OK so it wasn’t strictly $20 it was 100 Yuan but you’ll get the point…
Professor Max Bazerman is a very well credentialed man. He is Jesse Isidor Straus Professor of Business Administration at the Harvard Business School. His areas of expertise include decision making, ethics and negotiation and he has a publication list that would make even John Grisham blush.
Professor Brazerman’s first lecture on the MBA programme begins with the $20 auction where students can bid to win $20. Of course the bidding starts at $1 and can only go up in whole number increments so you’d figure the most it ever sells for is $20, right? Wrong. It has been sold, I believe, for as high a sum as $204 which having an expertise in ethics the good Professor donates to charity.
If you are anything like me you are likely sat reading this thinking “I’d never fall for anything like that” and you are probably right… but lots of people do and it’s for that reason that I’ve used this mechanic is several workshops including one which I ran today in Guangzhou, China. The workshop looks at amongst other things the nature of internal competition in organizations and how often the drive to succeed in the internal competition distracts from that ALL so important factor…the external competition.
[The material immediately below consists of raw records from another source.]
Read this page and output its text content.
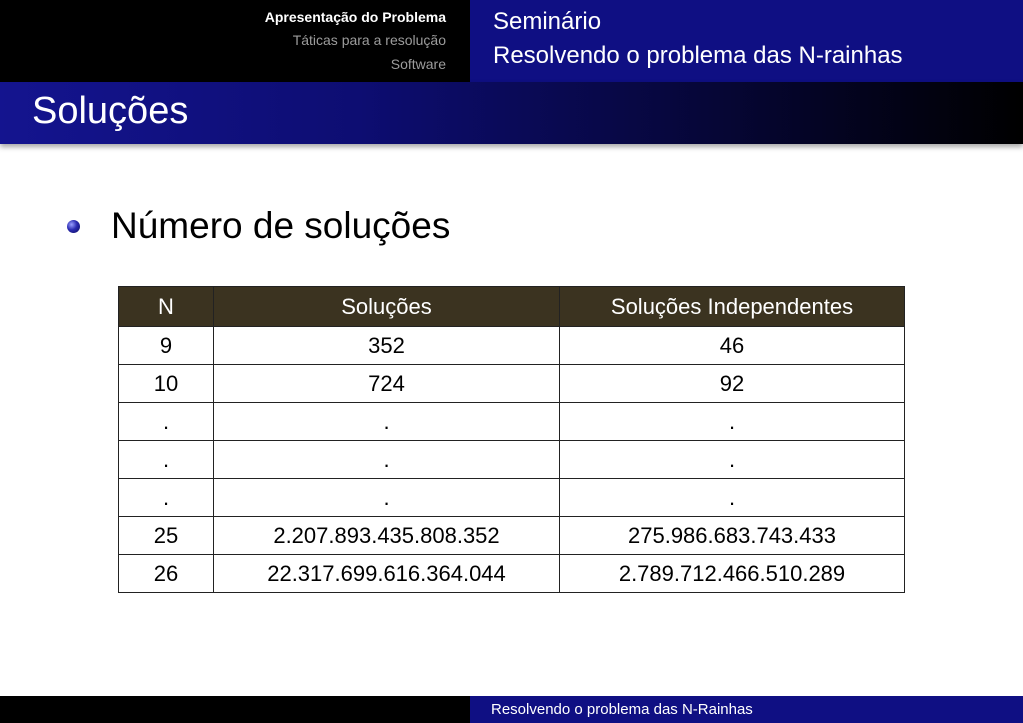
Apresentação do Problema
Táticas para a resolução
Software
Seminário
Resolvendo o problema das N-rainhas
Soluções
Número de soluções
N	Soluções	Soluções Independentes
9	352	46
10	724	92
.	.	.
.	.	.
.	.	.
25	2.207.893.435.808.352	275.986.683.743.433
26	22.317.699.616.364.044	2.789.712.466.510.289
Resolvendo o problema das N-Rainhas
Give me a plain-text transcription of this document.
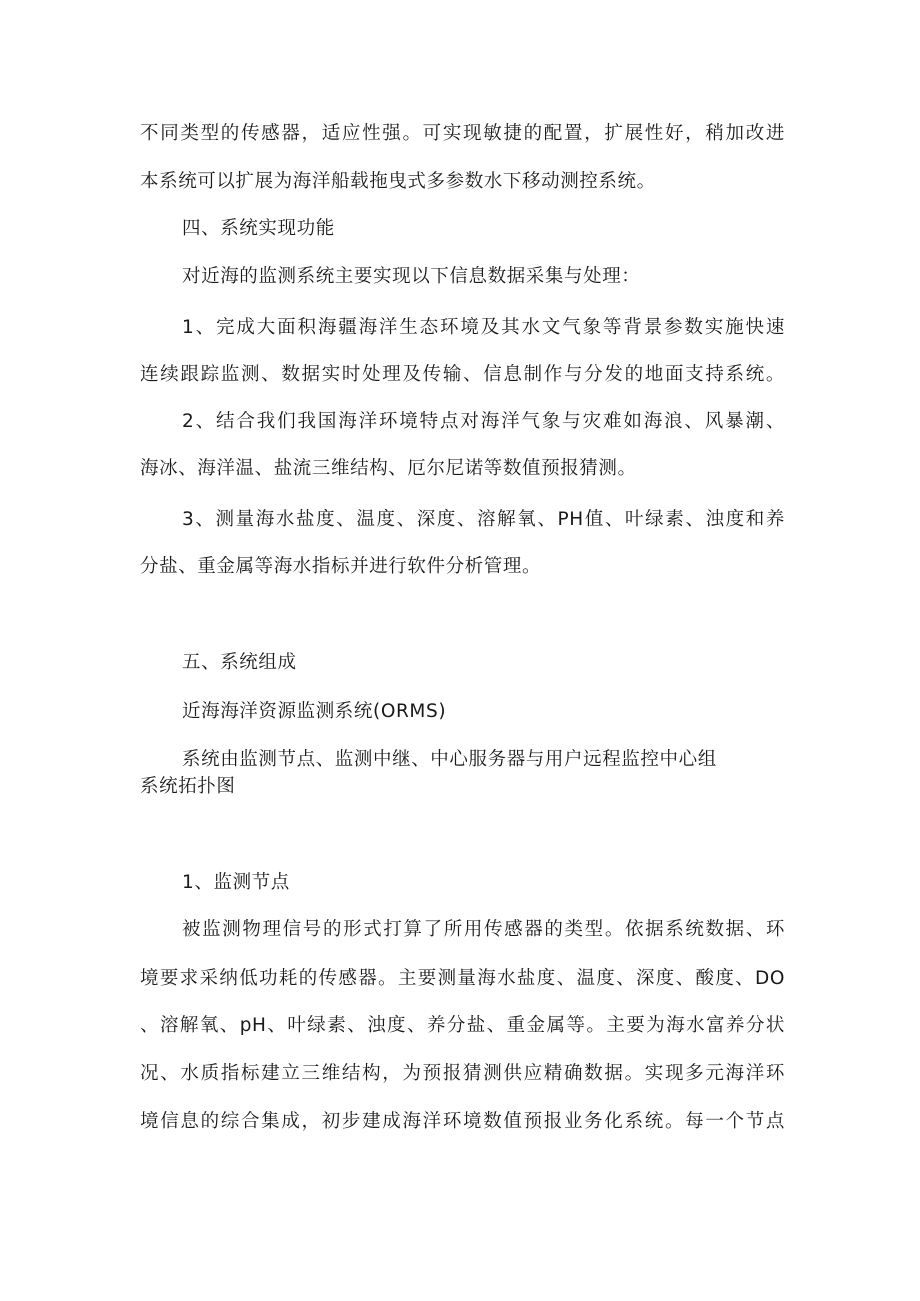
不同类型的传感器，适应性强。可实现敏捷的配置，扩展性好，稍加改进
本系统可以扩展为海洋船载拖曳式多参数水下移动测控系统。
四、系统实现功能
对近海的监测系统主要实现以下信息数据采集与处理：
1、完成大面积海疆海洋生态环境及其水文气象等背景参数实施快速
连续跟踪监测、数据实时处理及传输、信息制作与分发的地面支持系统。
2、结合我们我国海洋环境特点对海洋气象与灾难如海浪、风暴潮、
海冰、海洋温、盐流三维结构、厄尔尼诺等数值预报猜测。
3、测量海水盐度、温度、深度、溶解氧、PH值、叶绿素、浊度和养
分盐、重金属等海水指标并进行软件分析管理。
五、系统组成
近海海洋资源监测系统(ORMS)
系统由监测节点、监测中继、中心服务器与用户远程监控中心组
系统拓扑图
1、监测节点
被监测物理信号的形式打算了所用传感器的类型。依据系统数据、环
境要求采纳低功耗的传感器。主要测量海水盐度、温度、深度、酸度、DO
、溶解氧、pH、叶绿素、浊度、养分盐、重金属等。主要为海水富养分状
况、水质指标建立三维结构，为预报猜测供应精确数据。实现多元海洋环
境信息的综合集成，初步建成海洋环境数值预报业务化系统。每一个节点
Between my colleagues and I, we have run this workshop several times and I believe our record is somewhere in the region of £80 (and we usually use fake money) but the device is a good one for making the point about how otherwise sensible rational people make often strange decisions in the name of winning.
So this morning I duly got 100 Yuan (about £10) out of my wallet and popped it in an envelope to use at the appropriate moment. When the moment arrived in the workshop a strange thing happened – the auction didn’t work and despite my baiting and goading I only managed to get the team up to 20 Yuan (I had started the bidding at 10!) and was asked the following question:
“Why would we compete with each other? If we nominate one person and all share their costs, can we all share the prize?”
My initial reaction was a forced smile and a response in the affirmative whilst preparing to try and make the learning point without the auction having worked and then I stopped and thought, ‘is this cultural rather than just a group of bright sparks?”. Now I don’t know the answer but it’s been bouncing around in my head ever since.
I wrote a post last week (whilst working in Hong Kong) which shared the Hall’s cultural contexts and a feature of a high context culture (like China) is that identity is rooted in the collective as opposed to low context cultures like the US and the UK where identity is rooted in the individual. Now whether this is due to cultural context, political context or just the foresight of a few bright individuals seeing right through my plan I’m not sure. However, the idea that a group of relatively junior people in our Guangzhou office paid the equivalent of $4 in the $20 auction has made my day, especially when you look at the cost of the MBA programme at Harvard!